In our everyday world, Mr. Ed (hubby dearest) and I have a winter environment that looks like this. Not quite what you'd picture as camping-friendly. We live in the northern part of Idaho, where it stays this way for quite some time.
So this year, as an experiment, we decided to try something that we hoped would help to make the winter pass faster. We hauled our vintage Airstream 120 miles away from home, to a lower-elevation RV park that stays open year-round. It's right along the mighty Salmon River, in some incredible Idaho country.
See what I mean? It's amazing in all directions.
The trailer really serves as a cabin, and is warm and cozy in all weathers.
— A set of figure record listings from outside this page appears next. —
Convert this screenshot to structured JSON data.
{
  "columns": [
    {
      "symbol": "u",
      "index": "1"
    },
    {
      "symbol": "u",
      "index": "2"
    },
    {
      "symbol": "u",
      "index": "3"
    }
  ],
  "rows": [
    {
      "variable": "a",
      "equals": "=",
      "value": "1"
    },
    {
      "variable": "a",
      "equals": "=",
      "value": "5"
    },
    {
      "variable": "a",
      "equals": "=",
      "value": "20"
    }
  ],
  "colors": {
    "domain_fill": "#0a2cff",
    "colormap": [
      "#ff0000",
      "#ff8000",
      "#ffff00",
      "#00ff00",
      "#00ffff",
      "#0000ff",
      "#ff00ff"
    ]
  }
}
At this locale, it's rare for the snow level to come all the way down to the river, but on one of our visits, it did. We didn't care. We just snuggled in and watched another movie instead of doing something outside.
Our latest visit coincided with Groundhog's Day, also the midway point of winter. Once there, we found a hidden pocket of spring.
It had been months since I'd been able to sit outside, soak up rays, and put something pretty out on a table.
I opened up doors and windows on the old girl and let her breath in some great fresh air under a perfect blue sky.
We walked along the river and scouted out little beaches.
This was our first morning view out the back window of the Airstream.
By the time we had to drive back up to the snow country, we felt like we'd truly had a break and an escape.
Is the long-distance camping experiment working out so far? You bet--I'll even drink a toast to it!